BEAM-201 could be a winner because of its technical specs. It's a cell therapy that includes four additional genetic features designed to make it safer to administer, longer lasting, and significantly easier to manufacture. While other biotechs like Caribou Biosciences are pursuing similarly sophisticated cell therapy approaches, Beam emphasizes the reliability of its gene-editing platform as one of its appeals to investors.
Compared to older technologies, the company's editing methods are much more efficient at producing cells with the desired genetic features. That benefit is quite valuable in general, as cell therapies tend to be very cumbersome to produce at pretty much every step of the manufacturing process, but it's especially valuable in the context of a candidate like BEAM-201.

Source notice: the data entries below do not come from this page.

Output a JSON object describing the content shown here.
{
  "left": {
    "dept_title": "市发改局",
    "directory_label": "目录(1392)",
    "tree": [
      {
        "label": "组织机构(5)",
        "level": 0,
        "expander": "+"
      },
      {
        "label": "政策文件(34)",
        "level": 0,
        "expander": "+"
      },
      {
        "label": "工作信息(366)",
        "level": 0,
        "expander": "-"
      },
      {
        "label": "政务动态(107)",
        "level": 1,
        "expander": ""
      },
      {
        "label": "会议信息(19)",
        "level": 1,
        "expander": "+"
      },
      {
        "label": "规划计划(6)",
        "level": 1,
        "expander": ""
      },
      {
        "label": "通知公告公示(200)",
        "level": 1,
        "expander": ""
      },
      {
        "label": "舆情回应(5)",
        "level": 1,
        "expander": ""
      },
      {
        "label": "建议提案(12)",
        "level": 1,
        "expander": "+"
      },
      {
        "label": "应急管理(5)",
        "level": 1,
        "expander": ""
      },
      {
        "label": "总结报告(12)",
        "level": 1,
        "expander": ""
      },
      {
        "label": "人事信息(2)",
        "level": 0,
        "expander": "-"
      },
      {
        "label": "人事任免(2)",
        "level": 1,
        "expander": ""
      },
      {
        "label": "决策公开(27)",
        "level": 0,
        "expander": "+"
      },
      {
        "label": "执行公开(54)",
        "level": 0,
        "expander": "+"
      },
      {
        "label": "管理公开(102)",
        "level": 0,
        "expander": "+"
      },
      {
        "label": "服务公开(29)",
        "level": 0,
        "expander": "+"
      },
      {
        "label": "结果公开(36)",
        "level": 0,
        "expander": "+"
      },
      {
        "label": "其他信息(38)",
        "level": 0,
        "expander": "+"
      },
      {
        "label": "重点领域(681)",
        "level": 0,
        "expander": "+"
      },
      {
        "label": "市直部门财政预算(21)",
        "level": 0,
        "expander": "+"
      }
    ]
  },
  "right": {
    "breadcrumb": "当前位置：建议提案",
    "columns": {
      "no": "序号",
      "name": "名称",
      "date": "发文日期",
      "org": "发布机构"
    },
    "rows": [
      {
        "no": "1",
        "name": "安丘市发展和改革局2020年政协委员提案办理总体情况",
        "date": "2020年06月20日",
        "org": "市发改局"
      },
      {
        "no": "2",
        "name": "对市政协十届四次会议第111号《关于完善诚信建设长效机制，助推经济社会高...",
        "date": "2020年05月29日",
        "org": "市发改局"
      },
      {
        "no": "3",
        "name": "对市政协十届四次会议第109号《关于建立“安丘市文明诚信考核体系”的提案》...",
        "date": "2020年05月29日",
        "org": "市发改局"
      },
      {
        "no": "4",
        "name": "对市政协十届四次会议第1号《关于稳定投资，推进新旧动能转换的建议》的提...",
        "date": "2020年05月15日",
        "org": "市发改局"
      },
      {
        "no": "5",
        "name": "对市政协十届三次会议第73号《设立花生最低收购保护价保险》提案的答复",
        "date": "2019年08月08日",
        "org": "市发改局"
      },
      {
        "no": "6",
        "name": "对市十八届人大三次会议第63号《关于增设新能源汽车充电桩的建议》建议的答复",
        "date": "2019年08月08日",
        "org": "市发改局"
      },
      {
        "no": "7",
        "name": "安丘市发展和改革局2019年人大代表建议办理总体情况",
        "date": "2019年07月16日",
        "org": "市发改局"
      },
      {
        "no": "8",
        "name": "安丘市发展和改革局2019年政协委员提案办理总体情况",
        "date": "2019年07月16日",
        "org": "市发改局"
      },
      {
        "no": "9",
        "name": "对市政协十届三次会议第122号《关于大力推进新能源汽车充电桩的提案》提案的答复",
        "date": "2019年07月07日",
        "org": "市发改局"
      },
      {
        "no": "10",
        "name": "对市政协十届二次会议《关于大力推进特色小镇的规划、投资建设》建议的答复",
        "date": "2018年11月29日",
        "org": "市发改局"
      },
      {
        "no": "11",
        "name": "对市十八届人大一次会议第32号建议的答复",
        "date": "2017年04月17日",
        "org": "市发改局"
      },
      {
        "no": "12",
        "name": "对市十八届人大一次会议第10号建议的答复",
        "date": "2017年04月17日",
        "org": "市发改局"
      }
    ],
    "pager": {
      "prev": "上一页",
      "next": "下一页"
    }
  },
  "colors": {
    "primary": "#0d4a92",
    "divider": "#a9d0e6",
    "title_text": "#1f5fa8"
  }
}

High efficiencies at the editing stage mean that it faces a lower chance of experiencing scrutiny from regulators, who are loath to see small populations of incompletely edited cells in a therapy product. It also means Beam doesn't need as many cells to use as raw materials to start the manufacturing process. Because BEAM-201 will, in theory, be both high in purity and fairly durable once it's infused into patients, the number of edited cells needed for dosing will be lower than it would be with competitors.
But don't call it a competitive advantage in low-cost gene editing and cheap cell-therapy manufacturing just yet. Beam will need to work on its platform and its programs for at least a few more years before it can test its luck and seek regulatory approval. On that front, it has cash and equivalents of just over $1 billion. Management believes that sum should be enough to last it through at least the start of 2025 given its current pace of research and development (R&D).
After that, it'll need to find more capital somehow and then likely spend a few more years in clinical trials before demonstrating its manufacturing prowess, assuming its medicines get approved.
A biotech to avoid: Editas Medicine
Editas Medicine (EDIT +0.76%) is also pursuing cell therapies for beta thalassemia and sickle cell disease, but unfortunately its odds of success are significantly longer than Beam Therapeutics. Its program for SCD and beta thalassemia is its only one in clinical trials, and it's currently in early-stage testing. In fact, it hasn't even dosed all of the 20 patients in the SCD wing of the trial yet.
NASDAQ: EDIT
Key Data Points
Management thinks the company has enough money to make it through the third quarter of 2024. Given its cash and equivalents of $432 million and its trailing-12-month operating costs of $235 million, that seems quite optimistic.
At the same time, there does not appear to be much fat to trim without harming its future. Its unspecified pre-clinical oncology programs are the only ones in its roster that are approaching the regulatory filings necessary to enter the clinic. Cutting them would make the company's pipeline look even weaker.
Furthermore, its SCD and beta thalassemia program does not appear to have any competitive advantage to speak of yet. That's a problem, as players like Bluebird Bio and CRISPR Therapeutics are either already commercializing their candidates for the same illnesses or will be doing so imminently. Editas (and Beam) will be years behind.
For Editas, the issue is more pressing since it has no other clinical-stage candidates, nor does its pipeline appear to be on the brink of furnishing them. Nor does the biotech seem to have enough money to advance with the clinical programs it has. In short, steer clear.